Peak Design Clutch review

Once the Standard Plate is attached, the Clutch loop can be slipped through the strap lug and secured using the small spring-loaded latch. Despite being small and light, the Clutch makes a big difference to the handling of your camera.

One issue to report here is that when Angela was mounting a Clutch on a camera, the spring in the clip slipped out of one of the holes that keeps it in position and propelled itself across the room never to be found. This mean that the strap couldn’t be attached completely securely. Peak Design was quick to replace the unit.

As you start to use the camera the first thing you’ll notice is how much easier it is to carry. The Clutch essentially straps the camera to your hand, so you don’t have to tightly hold the grip. When you’re ready to take a picture, you can do so as normal.

As part of the Peak Design Capture Series, the Clutch is fully compatible with the Capture Clip V3, which means you can clip it to your Capture Clip V3 attached to a belt or bag strap. Additionally, the baseplate is Arca Swiss compatible, so you can attach it to a tripod, such as the Peak Design Travel Tripod or any tripod that accepts compatible plates.

Peak Design Clutch review

When used with a DSLR, the Clutch significantly improves the comfort of carrying your camera in your hand. It’s much more convenient than having a strap wrapped around your wrist, especially during workshops or events.

However, there are still occasions when a strap would be advantageous, and during this test, I also explored using the Peak Design Slide Lite with the anchor system as a way to easily link the two together when needed. However, it’s worth noting that the section of the Clutch that connects to the camera strap lug doesn’t use a Peak Design Anchor loop, so it isn’t as quick to remove.

The Clutch is also helpful when walking around as it allows for quick mounting and unmounting of the camera from a tripod, giving you the freedom and control to switch from handheld to supported shooting in seconds.


At the end of the test, I have to say that I’m impressed with the Clutch. While the one I have in the test is still relatively new, I have met a few people who have already become big converts to the Clutch for their DSLR systems, and especially when shooting wildlife.

The additional security and support when carrying the camera is hugely beneficial, and the addition of the baseplate gives extra flexibility when using a monopod.

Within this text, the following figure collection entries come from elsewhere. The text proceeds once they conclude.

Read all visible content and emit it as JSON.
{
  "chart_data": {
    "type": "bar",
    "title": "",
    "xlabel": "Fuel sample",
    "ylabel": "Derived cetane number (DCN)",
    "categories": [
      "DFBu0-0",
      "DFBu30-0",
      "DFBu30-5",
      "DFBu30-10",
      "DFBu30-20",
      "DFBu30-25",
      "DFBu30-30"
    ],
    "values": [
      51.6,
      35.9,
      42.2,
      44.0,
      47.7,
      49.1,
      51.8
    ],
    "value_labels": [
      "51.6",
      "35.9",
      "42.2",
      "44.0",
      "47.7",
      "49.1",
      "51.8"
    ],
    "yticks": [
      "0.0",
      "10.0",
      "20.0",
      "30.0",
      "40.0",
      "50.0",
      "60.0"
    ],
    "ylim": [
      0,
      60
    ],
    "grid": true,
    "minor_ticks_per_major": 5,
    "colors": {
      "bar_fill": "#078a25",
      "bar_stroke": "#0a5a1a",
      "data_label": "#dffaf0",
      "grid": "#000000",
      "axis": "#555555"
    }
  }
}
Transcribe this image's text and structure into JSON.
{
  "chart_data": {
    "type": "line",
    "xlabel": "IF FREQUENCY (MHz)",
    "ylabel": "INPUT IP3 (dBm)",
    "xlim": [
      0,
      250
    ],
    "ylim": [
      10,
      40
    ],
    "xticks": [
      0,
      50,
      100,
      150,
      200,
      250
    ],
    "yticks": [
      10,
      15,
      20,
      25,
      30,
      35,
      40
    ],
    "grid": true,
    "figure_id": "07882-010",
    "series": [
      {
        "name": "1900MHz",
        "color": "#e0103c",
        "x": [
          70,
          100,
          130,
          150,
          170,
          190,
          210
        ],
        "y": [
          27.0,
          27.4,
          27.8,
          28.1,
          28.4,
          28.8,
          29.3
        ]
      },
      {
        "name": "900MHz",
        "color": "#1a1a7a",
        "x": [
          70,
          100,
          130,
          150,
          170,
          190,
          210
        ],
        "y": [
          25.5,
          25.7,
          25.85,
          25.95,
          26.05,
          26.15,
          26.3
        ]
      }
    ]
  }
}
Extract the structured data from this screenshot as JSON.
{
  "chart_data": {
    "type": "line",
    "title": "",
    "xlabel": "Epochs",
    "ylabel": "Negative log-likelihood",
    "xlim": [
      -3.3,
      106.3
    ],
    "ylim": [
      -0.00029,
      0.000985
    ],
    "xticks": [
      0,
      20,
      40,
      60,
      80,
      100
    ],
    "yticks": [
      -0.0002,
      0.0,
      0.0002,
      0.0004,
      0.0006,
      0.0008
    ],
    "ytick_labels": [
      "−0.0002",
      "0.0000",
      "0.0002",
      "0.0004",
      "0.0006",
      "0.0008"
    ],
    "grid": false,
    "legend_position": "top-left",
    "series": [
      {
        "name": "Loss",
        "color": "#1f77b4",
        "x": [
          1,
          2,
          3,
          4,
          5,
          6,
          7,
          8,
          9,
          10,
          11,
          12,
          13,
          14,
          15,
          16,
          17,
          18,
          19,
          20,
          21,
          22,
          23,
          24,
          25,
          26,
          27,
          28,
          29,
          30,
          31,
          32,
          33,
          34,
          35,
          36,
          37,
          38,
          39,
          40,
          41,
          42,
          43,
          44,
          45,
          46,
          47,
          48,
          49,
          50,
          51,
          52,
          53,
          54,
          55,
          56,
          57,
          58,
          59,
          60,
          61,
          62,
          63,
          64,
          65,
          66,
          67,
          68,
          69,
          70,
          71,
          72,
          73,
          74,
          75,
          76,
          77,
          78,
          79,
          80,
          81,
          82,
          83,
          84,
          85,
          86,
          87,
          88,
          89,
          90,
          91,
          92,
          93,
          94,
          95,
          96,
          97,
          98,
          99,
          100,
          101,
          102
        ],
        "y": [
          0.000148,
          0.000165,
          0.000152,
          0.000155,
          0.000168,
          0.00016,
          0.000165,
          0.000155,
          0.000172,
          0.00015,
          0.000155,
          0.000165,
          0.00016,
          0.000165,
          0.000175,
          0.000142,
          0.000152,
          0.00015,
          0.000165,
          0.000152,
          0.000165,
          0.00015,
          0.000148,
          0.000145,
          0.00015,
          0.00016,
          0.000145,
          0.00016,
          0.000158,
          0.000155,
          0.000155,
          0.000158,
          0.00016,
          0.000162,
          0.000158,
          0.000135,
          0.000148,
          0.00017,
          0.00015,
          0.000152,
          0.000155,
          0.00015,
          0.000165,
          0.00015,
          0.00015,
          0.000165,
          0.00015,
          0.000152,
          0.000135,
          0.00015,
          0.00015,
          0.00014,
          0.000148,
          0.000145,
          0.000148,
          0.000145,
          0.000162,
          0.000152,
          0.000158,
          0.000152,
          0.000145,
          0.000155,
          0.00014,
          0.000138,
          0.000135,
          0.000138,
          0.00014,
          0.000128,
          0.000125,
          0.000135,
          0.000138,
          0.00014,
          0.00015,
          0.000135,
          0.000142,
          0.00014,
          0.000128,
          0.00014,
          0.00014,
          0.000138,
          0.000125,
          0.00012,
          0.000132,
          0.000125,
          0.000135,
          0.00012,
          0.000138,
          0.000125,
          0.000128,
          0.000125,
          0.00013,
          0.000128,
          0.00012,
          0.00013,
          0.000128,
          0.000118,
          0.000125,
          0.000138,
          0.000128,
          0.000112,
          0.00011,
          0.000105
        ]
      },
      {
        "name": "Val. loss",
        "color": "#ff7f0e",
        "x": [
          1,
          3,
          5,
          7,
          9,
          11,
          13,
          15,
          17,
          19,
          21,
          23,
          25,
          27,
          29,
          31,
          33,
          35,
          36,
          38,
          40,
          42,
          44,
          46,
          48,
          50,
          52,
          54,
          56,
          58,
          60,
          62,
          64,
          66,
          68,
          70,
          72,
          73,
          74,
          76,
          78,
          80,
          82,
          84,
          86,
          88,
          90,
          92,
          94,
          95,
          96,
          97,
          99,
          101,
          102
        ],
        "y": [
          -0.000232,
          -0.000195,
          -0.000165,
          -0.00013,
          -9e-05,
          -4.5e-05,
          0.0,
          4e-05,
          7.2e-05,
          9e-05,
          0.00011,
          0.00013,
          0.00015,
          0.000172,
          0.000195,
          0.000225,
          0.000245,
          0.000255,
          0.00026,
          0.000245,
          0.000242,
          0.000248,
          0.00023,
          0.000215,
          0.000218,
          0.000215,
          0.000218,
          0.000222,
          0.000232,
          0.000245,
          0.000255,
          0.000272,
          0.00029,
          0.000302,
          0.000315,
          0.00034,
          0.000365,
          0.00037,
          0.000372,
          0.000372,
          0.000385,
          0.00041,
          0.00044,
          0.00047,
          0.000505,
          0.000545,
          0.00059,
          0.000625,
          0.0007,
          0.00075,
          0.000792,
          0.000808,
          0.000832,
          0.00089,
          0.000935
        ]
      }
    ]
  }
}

The one thing that stood out was the more they’re used, the more the Clutch shaped to the user’s hand, and the more comfortable the Clutch became to the point that it just felt like part of the camera.

Peak Design Clutch review

For DSLR users who shoot freehand sports, wildlife, and general fun, the Clutch is a great and relatively inexpensive way to improve the handling and comfort of your camera. For Mirrorless users, it’s worth checking out your local camera store/shop to see if it works with your system and whether your grip and button positions are right; otherwise, I hope that Peak Design will make a Mirrorless version soon.

It’s also important to keep an eye on the spring in the clip that secures the Clutch strap in the camera lug and make sure that it doesn’t slip out of it’s retaining holes.